His first series of posters was created for exhibition at the International Conference on the Peaceful Uses of Atomic Energy, which was held in Geneva, Switzerland in 1955. There was a lot riding on the design of these images; General Dynamics wanted to both elevate its image as a defense supplier but also outshine its competitors present at the conference. General Electric, Union Carbide, and Westinghouse were all in attendance and better known to the public.

Nitsche created this campaign with some very important and effective design elements; clean and pared down compositions helped create a modern look, and he created the posters in several languages. English, French, Japanese, Hindi, Russian, and German were all used in the campaign; poignantly chosen to highlight the nations that were committed at the time to developing atomic energy for peaceful purposes. Typography was treated as a design element, its simplicity lending to the overall clean, modern, and positive look of the campaign. He borrowed heavily from the Modern Art movement to evoke dynamism and innovation. Nitsche was barred from depicting specific General Dynamics products - in many cases these top secret defense ships and weapons were not even shown or shared with the artist. This limitation pushed Nitsche to lean into abstraction, and he ended up creating one of the most important corporate advertising campaigns of the Twentieth Century.

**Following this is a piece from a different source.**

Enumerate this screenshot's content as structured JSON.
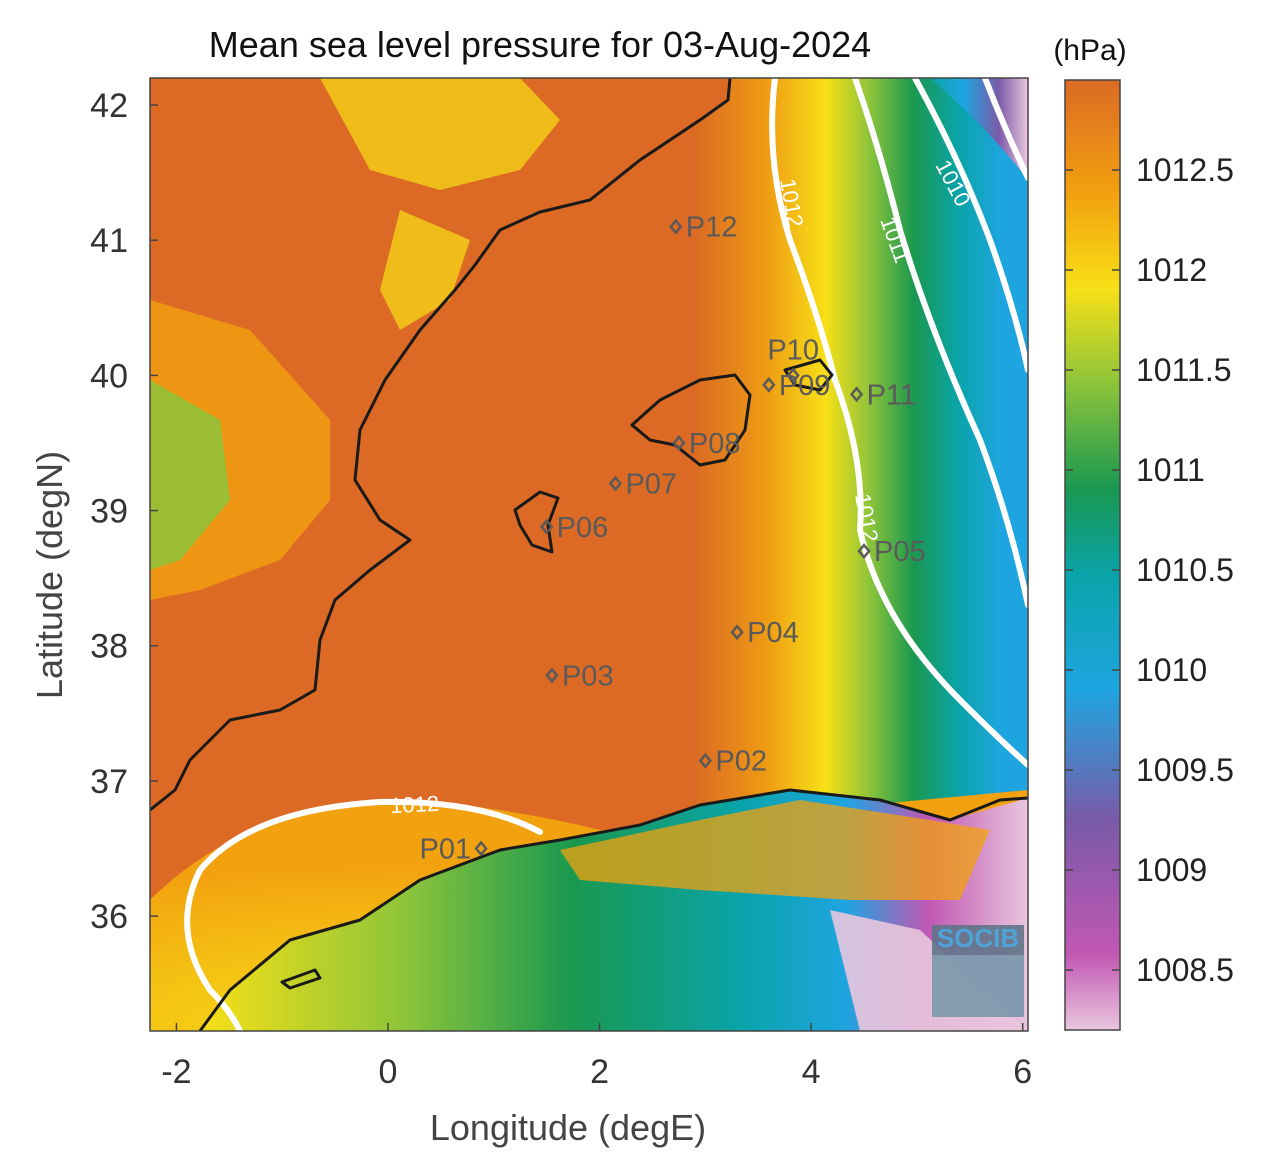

Atoms for Peace, as this original series was coined, was a massive success and was continued by Nitsche throughout his tenure at General Dynamics. His artful portrayal of what was essentially a weapons company as a calming, forward-thinking peaceful movement heralded the Atomic Age. The design elements in these posters were co-opted by countless other companies and designers to create a style that for many encapsulates mid-1950s America. Clocks, dishes, even cities like Las Vegas were influenced by Erik Nitsche's innovative designs for General Dynamics.